Please look at the Source (in chrome) to compare.


It is. I have wasm disabled and it throws an error:

    Uncaught ReferenceError: WebAssembly is not defined
and it includes what you mentioned, unpkg.com/canvaskit-wasm@0.24.0/bin/canvaskit.js:150


Ah, you are right - not sure how I missed it first time, but now I see it.


I think this particular demo might also just be a badly designed demo.


Well, this was the most prominently featured demo. Is there a demo somewhere that's not badly designed?

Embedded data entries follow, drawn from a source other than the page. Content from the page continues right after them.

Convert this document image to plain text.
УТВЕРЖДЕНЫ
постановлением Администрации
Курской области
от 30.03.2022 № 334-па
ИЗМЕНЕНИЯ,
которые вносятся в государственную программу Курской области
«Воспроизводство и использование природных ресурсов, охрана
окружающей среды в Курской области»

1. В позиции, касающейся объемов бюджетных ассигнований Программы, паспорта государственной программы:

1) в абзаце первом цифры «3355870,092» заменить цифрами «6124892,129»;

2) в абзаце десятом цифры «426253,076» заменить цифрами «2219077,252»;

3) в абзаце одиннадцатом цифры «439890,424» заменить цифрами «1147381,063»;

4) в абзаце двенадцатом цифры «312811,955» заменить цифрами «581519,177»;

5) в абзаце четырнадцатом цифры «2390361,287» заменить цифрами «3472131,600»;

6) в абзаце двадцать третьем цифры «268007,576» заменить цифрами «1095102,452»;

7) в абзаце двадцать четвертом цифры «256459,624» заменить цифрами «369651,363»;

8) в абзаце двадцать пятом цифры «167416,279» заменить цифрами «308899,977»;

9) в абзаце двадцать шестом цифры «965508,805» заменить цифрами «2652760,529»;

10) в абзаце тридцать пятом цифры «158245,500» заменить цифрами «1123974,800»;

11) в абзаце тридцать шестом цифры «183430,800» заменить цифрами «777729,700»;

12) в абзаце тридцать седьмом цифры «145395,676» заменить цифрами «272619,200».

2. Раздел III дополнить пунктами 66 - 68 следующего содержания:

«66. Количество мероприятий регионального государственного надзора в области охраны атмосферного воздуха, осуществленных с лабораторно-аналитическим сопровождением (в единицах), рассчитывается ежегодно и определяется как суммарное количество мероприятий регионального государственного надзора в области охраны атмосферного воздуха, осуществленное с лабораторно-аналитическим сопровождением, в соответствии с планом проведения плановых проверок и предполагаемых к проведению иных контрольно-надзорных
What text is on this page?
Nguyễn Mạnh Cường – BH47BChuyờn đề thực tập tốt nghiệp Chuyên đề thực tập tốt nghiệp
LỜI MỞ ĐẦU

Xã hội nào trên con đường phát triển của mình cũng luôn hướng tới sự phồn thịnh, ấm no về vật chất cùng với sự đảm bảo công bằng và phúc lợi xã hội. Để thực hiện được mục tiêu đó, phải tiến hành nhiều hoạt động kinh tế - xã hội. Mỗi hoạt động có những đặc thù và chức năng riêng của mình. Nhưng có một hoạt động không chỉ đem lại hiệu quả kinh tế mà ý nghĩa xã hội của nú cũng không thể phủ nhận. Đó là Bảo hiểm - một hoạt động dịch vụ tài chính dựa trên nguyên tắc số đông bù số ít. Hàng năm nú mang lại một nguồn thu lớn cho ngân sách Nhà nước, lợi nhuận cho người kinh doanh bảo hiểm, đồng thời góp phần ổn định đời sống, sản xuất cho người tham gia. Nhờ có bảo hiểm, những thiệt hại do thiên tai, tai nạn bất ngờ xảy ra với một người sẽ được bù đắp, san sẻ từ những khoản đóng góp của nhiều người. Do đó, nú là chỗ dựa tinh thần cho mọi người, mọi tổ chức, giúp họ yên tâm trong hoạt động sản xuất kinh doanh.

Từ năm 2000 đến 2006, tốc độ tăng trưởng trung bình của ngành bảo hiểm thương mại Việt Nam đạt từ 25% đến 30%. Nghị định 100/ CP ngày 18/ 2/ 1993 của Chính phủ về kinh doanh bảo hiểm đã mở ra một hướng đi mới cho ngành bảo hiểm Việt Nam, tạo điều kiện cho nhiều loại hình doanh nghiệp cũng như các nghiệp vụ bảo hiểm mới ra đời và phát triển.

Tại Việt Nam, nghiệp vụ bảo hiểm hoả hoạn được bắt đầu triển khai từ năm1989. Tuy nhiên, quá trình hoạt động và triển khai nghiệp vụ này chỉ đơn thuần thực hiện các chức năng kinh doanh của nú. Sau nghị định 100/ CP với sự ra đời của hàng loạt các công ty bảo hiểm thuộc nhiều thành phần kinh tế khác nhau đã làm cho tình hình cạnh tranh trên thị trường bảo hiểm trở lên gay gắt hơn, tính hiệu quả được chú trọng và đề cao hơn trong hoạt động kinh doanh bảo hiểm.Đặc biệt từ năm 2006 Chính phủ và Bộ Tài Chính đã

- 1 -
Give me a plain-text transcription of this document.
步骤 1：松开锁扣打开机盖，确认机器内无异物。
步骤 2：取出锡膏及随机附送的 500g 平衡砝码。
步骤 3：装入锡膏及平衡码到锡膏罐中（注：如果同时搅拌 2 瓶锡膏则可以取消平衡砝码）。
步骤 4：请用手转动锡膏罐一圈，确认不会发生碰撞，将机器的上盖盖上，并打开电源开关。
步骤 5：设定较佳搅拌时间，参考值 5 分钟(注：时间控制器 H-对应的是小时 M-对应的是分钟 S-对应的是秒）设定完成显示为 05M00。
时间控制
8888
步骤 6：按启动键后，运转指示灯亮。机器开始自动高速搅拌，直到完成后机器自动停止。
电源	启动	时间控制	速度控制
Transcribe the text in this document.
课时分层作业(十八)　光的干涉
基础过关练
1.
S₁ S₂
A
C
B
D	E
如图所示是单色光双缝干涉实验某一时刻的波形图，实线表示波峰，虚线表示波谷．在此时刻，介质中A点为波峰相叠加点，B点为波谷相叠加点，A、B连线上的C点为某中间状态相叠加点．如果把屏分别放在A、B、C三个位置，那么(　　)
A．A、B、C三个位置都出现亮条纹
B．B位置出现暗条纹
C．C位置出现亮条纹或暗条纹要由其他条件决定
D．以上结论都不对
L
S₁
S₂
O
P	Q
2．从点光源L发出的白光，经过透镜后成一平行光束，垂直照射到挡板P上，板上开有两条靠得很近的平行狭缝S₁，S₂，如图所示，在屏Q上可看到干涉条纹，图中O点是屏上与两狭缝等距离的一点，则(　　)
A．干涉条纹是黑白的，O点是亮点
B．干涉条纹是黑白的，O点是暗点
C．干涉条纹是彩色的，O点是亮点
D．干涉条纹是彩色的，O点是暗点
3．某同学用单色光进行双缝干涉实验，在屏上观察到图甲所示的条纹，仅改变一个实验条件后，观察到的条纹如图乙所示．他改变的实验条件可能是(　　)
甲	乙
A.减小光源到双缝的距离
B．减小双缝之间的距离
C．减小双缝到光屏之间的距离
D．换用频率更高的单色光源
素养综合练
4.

I can't highlight text on any of the example pages. I want to like this idea so much but wow


It is very janky, and worse, totally unaccessible, rendering it useless (or frustrating at best) for huge numbers of the population. And why? It's just yet another shiny web framework. We've known how to build websites for decades now.


Agreed... How can they be proud to release such an extreme regression in usability and accessibility? It is entirely 100% inaccessible for anyone not using a visual user agent. And this somehow isn't considered a non-starter?


Really bad on Firefox on Windows 10 64-bit (latest) with an i7-7700k and GTX-1060 6GB as well


What's up with scrolling on all these demos? It feels insanely slow and jerky.


This site physically hurts my fingers to scroll on a trackpad.